Let’s say I have a list of objects. (All together now: “I have a list of objects.”) In the web application I’m writing, each time a request comes in, I pick out up to one of these objects according to unspecified criteria and use it to handle the request. Basically like this:

def handle_request(req):
    for h in handlers:
        if h.handles(req):
            return h
    return None

Assuming the order of the objects in the list is unimportant, I can cut down on unnecessary iterations by keeping the list sorted such that the most frequently used (or perhaps most recently used) objects are at the front. I know this isn’t something to be concerned about – it’ll make only a miniscule, undetectable difference in the app’s execution time – but debugging the rest of the code is driving me crazy and I need a distraction 🙂 so I’m asking out of curiosity: what is the most efficient way to maintain the list in sorted order, descending, by the number of times each handler is chosen?

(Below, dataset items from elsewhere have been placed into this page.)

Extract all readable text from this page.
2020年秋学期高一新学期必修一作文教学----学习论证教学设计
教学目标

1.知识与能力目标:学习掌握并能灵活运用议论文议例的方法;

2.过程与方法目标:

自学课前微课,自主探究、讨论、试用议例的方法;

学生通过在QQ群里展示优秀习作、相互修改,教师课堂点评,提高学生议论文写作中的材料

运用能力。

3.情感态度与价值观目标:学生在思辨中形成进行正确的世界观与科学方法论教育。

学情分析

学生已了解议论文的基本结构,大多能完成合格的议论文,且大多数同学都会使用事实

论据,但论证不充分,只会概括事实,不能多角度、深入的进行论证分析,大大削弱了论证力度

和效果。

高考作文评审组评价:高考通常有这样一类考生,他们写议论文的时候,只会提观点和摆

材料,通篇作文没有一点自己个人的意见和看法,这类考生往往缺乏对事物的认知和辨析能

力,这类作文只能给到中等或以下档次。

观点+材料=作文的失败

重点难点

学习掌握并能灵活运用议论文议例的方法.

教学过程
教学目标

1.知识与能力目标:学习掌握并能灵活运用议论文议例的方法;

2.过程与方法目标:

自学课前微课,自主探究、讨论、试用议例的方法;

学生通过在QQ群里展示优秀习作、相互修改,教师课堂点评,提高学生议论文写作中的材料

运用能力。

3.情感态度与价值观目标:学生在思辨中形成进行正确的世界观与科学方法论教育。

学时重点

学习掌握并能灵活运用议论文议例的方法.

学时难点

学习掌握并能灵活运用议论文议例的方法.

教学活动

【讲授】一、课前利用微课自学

The obvious solution is to make handlers a list of (count, handler) pairs, and each time a handler is chosen, increment the count and resort the list.

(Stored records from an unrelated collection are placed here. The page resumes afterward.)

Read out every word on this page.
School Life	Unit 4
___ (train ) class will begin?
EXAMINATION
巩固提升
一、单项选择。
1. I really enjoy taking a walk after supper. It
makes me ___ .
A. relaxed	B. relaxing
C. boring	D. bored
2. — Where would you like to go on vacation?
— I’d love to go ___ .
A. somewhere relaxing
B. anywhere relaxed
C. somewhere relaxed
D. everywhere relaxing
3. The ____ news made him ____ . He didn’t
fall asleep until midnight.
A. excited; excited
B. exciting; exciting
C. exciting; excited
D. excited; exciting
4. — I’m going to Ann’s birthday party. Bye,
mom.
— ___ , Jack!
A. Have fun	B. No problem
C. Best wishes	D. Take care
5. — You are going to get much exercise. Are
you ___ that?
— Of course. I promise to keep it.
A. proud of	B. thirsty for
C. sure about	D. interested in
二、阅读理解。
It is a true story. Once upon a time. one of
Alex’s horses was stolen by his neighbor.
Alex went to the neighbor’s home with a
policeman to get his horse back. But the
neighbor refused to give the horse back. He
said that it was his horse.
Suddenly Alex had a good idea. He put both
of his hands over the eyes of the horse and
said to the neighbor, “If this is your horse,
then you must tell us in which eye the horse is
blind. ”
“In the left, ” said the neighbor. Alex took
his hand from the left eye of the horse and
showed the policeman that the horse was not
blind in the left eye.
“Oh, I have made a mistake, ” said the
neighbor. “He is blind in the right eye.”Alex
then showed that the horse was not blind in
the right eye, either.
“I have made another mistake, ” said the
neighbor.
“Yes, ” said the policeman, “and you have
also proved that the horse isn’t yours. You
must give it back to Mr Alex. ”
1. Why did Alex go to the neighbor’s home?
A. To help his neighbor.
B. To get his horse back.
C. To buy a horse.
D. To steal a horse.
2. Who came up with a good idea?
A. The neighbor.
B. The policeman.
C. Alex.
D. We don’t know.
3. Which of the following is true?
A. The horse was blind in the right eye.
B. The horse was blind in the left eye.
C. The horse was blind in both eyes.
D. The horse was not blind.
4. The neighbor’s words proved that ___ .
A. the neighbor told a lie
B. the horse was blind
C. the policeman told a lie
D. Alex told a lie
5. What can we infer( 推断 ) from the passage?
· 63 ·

    def handle_request(req):
        for h in handlers[:]:
            if h[1].handles(req):
                h[0] += 1
                handlers.sort(reverse=True)
                return h[1]
        return None

But since there’s only ever going to be at most one element out of order, and I know which one it is, it seems like some sort of optimization should be possible. Is there something in the standard library, perhaps, that is especially well-suited to this task? Or some other data structure? (Even if it’s not implemented in Python) Or should/could I be doing something completely different?